Среди татар существовали две основные модели развития нации, которые обозначаются как западная концепция гражданской нации и восточная концепция этнической нации. Первая модель предусматривала создание религиозной автономии с шариатским судом и поддерживалась начиная с 1767–1769 г., с требований депутатов-татар в Уложенной Комиссии. В 1788 г. контуры татарской нации были определены миллетом Оренбургского Духовного Собрания. Концептуально модель гражданской нации берет начало в идеях Ш. Марджани о религиозной автономии и равноправии мусульман с христианами. Она продолжается в доктрине либералов: в идее И. Гаспринского о нации российских мусульман и концепции Милли Идарэ и Миллет Меджлисе, разработанной С. Максуди. Используя терминологию Эрика Хобсбаума, можно отметить, что, начиная с Марджани, у татар закладывались традиции первого типа, которые «устанавливали или символизировали социальную связь, членство в группах, подлинных или искусственных общинах»[68 - Hobsbawm E. The Invention of Tradition // The Invention of Tradition / Ed. by E. Hobsbawm and T. Ranger. Oxford, 1983. P. 9.]. У татар не существовало местных законов, и юрисдикция Духовного Собрания распространялась на всех членов общин одинаково. Высшим апелляционным судом было Духовное Собрание. Муфтий и казыи имели право на издание фетв – законодательных актов в пределах компетенции Собрания. Организация татарского общества строилась по законам шариата, утверждавшим равенство всех мужчин. Теоретическим выразителем этого равенства у богословов являлась идея Шуро (Совета), то есть собрания всех мусульман. Для светских лидеров идея демократии основывалась на принципе тюрко-монгольского Курултая. Нарушение равенства внутри общины рассматривалось как отход от норм шариата. Например, наличие крепостных-мусульман («рабов») у Тевкелевых рассматривалось как факт нарушения норм ислама. Татары стремились превратить Собрание в автономный орган, т. е. центр общенационального политического развития. Окончательно эта идея была реализована в мае 1917 г. В июле этого же года было создано общенациональное правительство в лице Милли Идарэ, а в декабре была провозглашена Конституция нации, получившей название «мусульмане тюрко-татары Внутренней России и Сибири».

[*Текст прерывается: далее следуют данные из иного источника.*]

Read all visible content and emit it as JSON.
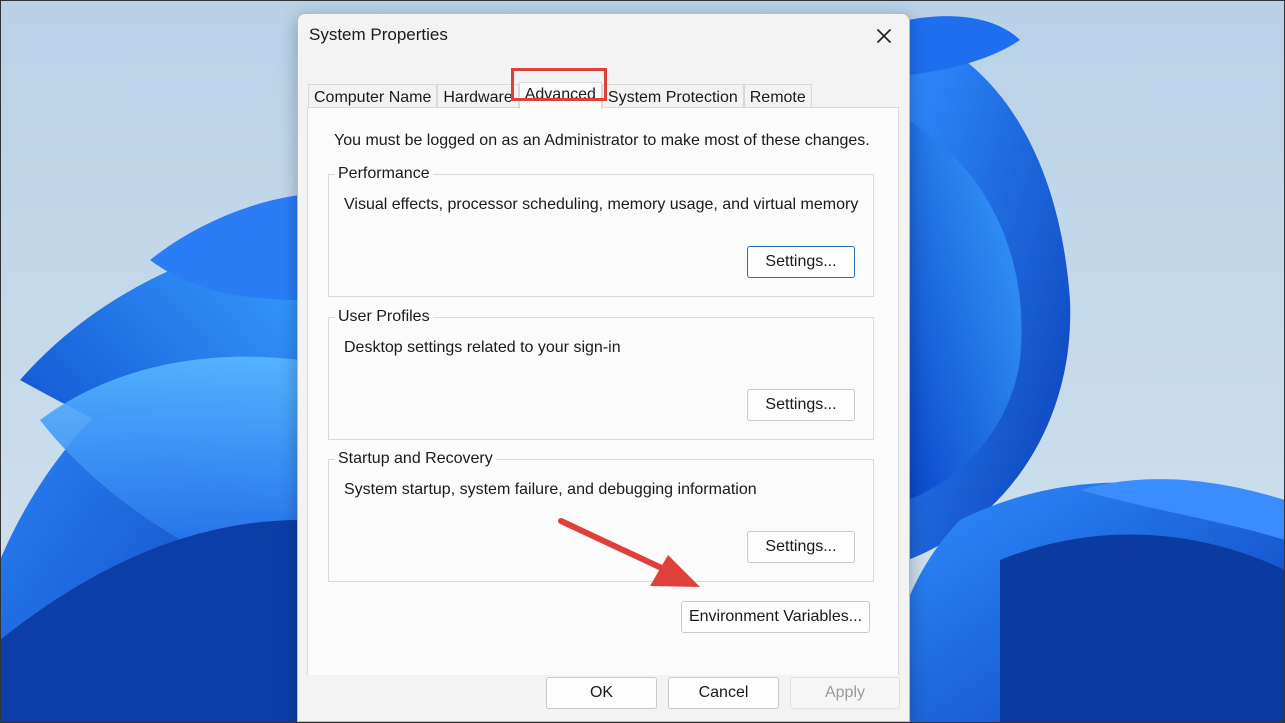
{
  "window": {
    "title": "System Properties",
    "close_icon": "close-icon"
  },
  "tabs": [
    {
      "label": "Computer Name",
      "active": false
    },
    {
      "label": "Hardware",
      "active": false
    },
    {
      "label": "Advanced",
      "active": true
    },
    {
      "label": "System Protection",
      "active": false
    },
    {
      "label": "Remote",
      "active": false
    }
  ],
  "advanced": {
    "admin_note": "You must be logged on as an Administrator to make most of these changes.",
    "performance": {
      "label": "Performance",
      "description": "Visual effects, processor scheduling, memory usage, and virtual memory",
      "button": "Settings..."
    },
    "user_profiles": {
      "label": "User Profiles",
      "description": "Desktop settings related to your sign-in",
      "button": "Settings..."
    },
    "startup_recovery": {
      "label": "Startup and Recovery",
      "description": "System startup, system failure, and debugging information",
      "button": "Settings..."
    },
    "environment_variables_button": "Environment Variables..."
  },
  "footer": {
    "ok": "OK",
    "cancel": "Cancel",
    "apply": "Apply"
  },
  "colors": {
    "annotation_red": "#e0403a",
    "wallpaper_blue": "#1565e0",
    "focus_border": "#2b6cb0"
  }
}
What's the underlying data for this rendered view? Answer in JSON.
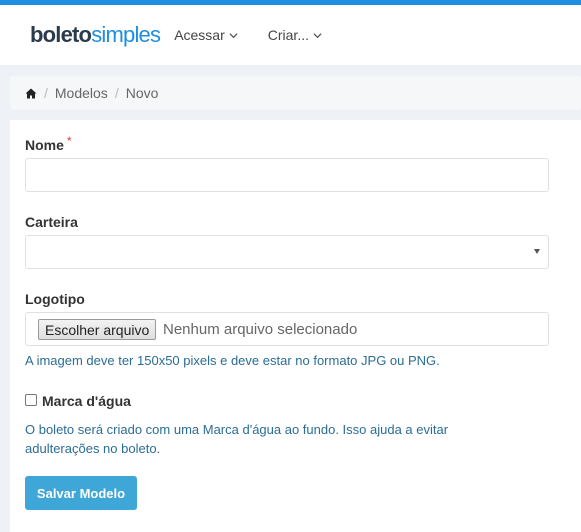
{
  "brand": {
    "logo_part1": "boleto",
    "logo_part2": "simples",
    "accent": "#1e8fe0"
  },
  "nav": {
    "items": [
      {
        "label": "Acessar"
      },
      {
        "label": "Criar..."
      }
    ]
  },
  "breadcrumb": {
    "icon": "home-icon",
    "items": [
      "Modelos",
      "Novo"
    ]
  },
  "form": {
    "nome": {
      "label": "Nome",
      "required_mark": "*",
      "value": ""
    },
    "carteira": {
      "label": "Carteira",
      "selected": ""
    },
    "logotipo": {
      "label": "Logotipo",
      "button": "Escolher arquivo",
      "file_status": "Nenhum arquivo selecionado",
      "help": "A imagem deve ter 150x50 pixels e deve estar no formato JPG ou PNG."
    },
    "marca": {
      "label": "Marca d'água",
      "checked": false,
      "help": "O boleto será criado com uma Marca d'água ao fundo. Isso ajuda a evitar adulterações no boleto."
    },
    "submit": "Salvar Modelo"
  }
}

Восточная концепция этнической нации берет начало в творчестве К. Насыри с его ориентацией на средние и низшие слои, разработкой разговорного языка, этнографическим описанием татарских обычаев и традиций; она поддерживается и продолжается прежде всего татарскими социалистами и/или татаристами. Ее предпосылками были идеи об общем этническом происхождении мусульман Волго-Уральского региона. В XVIII–XIX вв. это «булгарское происхождение», по мнению абызов, Х. Муслими и ваисовцев. В XX в. эта концепция находит отражение в социалистических идеях вначале у Р. Ибрагима (исламский социализм), Г. Исхаки и «тангчылар» (татаризм), затем кружка «Татар учагы» и группы Г. Ибрагимова (татаризм). Эта идея лежит в основе концепции Идель-Урала как наследника Казанского и Астраханского ханств. Наиболее совершенное воплощение идея этнического национализма у татар нашла в идее Турана – государства тюркской расы – у Ю. Акчуры и М. Султан-Галиева.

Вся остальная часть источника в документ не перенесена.